The one director Martin Scorsese said will never be irrelevant: “A profound effect on me”

Martin Scorsese’s dedication to the preservation of global cinema is perhaps equally impressive to his own filmmaking, creating the World Cinema Project and collaborating with The Film Foundation and British Film Institute to both restore old film prints and promote film education around the world.

His commitment to the legacy and importance of cinema is nothing short of inspiring, and his true love for the medium is what distinguishes him from many other filmmakers. And when discussing the directors that have most inspired Scorsese, he spoke highly of Pier Paolo Pasolini, the controversial Italian director and mind behind Accattone, Theorem and Salo, or the 120 Days of Sodom.  

Pasolini’s work has only become increasingly relevant over time, with censorship, consumerism and violence being explored in many of his films, looking at the intersection between art and politics and using extreme methods to draw the audience’s attention to the causes he most aligned himself with. Because of the taboo subject matter in his work, Pasolini was often associated with scandal and was never safe from the threat of danger from the general public and authorities who disapproved of the subject matter in his films.

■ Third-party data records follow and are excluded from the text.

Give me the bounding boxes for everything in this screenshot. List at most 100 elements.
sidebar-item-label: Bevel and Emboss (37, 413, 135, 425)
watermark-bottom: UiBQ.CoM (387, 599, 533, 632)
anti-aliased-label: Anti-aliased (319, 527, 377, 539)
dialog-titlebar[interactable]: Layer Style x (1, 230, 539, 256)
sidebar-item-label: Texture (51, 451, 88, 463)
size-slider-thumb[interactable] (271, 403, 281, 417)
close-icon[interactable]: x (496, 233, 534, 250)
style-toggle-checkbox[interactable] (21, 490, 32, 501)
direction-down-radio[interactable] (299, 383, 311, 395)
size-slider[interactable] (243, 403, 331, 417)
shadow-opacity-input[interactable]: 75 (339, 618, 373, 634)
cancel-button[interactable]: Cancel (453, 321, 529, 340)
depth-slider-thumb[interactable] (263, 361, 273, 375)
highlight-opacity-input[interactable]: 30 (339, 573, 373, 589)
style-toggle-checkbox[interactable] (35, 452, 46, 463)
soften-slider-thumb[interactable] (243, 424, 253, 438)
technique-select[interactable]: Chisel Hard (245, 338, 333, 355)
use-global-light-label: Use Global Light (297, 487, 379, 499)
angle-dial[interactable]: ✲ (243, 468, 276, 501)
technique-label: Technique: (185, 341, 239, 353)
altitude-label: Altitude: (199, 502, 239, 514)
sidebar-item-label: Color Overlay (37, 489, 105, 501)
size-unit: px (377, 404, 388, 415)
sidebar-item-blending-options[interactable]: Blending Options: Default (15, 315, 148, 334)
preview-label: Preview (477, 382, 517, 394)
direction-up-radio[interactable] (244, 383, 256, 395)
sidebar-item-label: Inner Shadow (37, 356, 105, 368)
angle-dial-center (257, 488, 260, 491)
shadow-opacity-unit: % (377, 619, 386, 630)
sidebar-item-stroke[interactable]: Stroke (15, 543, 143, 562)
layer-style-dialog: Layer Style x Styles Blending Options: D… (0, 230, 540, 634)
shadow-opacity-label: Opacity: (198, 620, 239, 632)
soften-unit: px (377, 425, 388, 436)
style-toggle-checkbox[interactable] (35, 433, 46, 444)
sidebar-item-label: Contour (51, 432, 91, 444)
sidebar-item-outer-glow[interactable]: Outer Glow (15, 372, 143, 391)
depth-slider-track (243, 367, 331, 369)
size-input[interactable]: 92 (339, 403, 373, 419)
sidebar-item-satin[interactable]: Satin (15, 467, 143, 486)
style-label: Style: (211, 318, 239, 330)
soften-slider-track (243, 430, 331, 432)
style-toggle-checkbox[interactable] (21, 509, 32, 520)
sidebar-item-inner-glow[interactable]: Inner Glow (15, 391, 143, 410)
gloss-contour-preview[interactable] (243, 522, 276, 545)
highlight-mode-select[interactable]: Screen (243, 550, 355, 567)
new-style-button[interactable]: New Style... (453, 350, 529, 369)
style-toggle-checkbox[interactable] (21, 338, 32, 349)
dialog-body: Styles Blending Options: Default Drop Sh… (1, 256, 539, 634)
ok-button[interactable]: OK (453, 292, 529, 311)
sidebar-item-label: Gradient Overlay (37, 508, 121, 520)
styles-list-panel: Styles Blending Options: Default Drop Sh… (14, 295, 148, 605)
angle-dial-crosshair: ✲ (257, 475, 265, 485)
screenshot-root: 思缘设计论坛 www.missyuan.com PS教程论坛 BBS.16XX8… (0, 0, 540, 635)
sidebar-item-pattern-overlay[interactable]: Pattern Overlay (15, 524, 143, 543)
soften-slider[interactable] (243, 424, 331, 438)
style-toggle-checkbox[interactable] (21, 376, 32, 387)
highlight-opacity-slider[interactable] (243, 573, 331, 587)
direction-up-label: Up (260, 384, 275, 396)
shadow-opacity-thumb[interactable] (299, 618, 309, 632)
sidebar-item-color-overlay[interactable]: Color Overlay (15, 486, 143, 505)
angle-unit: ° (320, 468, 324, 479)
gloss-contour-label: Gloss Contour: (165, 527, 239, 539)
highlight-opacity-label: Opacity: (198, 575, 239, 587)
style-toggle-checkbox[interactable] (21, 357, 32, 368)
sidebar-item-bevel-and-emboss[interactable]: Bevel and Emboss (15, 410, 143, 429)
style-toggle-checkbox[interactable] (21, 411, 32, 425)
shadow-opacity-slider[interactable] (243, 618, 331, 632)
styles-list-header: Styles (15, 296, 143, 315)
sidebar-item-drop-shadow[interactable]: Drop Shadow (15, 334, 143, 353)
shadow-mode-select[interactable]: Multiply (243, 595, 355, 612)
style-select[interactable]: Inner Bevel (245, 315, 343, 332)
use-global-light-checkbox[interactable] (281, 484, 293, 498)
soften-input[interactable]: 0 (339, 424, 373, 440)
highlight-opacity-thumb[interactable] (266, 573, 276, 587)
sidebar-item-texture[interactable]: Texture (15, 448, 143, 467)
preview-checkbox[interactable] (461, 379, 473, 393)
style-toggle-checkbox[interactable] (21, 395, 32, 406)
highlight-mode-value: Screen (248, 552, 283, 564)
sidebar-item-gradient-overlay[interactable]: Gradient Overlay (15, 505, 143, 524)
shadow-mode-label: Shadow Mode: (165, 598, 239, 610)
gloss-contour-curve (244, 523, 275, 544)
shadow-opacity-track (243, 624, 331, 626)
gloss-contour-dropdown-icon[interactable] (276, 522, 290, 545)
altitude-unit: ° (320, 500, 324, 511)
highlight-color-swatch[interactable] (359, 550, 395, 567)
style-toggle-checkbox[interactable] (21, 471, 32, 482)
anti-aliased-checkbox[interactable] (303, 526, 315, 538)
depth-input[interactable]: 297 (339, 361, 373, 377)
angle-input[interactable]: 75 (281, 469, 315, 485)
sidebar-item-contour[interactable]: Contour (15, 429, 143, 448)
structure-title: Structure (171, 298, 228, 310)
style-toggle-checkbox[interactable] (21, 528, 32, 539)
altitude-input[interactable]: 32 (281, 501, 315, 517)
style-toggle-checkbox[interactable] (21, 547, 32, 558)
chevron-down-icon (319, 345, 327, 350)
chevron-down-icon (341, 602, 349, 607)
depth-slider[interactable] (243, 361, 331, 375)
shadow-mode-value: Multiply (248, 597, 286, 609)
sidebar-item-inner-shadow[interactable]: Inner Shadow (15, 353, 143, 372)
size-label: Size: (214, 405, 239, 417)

However, despite the controversy of his storytelling methods, Pasolini insisted on sharing them, saying that “The mark which has dominated all my work is the longing for life, this sense of exclusion, which doesn’t lessen, but augments this love of life”.

Despite the fact that both filmmakers make very different films, they share common ground in the similarities of their upbringing, with Scorsese comparing the experiences they had growing up and how this is reflected in some of their work, but particularly through Pasolini’s 1961 film Accattone.

Accattone follows a pimp whose life begins to spiral after one of his employees is sent to prison. The film feels completely destitute and devoid of hope, with a bleak setting that captures the unrelenting nature of poverty and the struggle to survive in an uncaring world. When Scorsese spoke about the film, he said, “Pasolini is never irrelevant. Over the years, I’ve read everything about him, but that came after the films, though. I saw Accattone at a press screening at the New York Film Festival, that must have been in 1966, I think. It had a profound effect on me because of its truthfulness in dealing with that class of people. I grew up in an area not as impoverished but very often with the same instincts and the same desperation from a lot of people”. 

Scorsese’s admiration for the truthfulness in this film reflects his own ability to accurately portray the struggles of working-class people and those without a safety net. While they use very different methods to shine a light on these stories, there is no doubt that Scorsese has been influenced by the brutal honesty of his films and how he was never one to ‘play it safe’, always preferring to make something that speaks to the few, not the many.

Pasolini was met with a bitter end after being murdered following the release of Salo or 120 Days of Sodom, which remains an unsolved case even to this day. However, Scorsese continues to be a fierce champion of his work, always advocating for the underdog and the stories that continue to ring true today.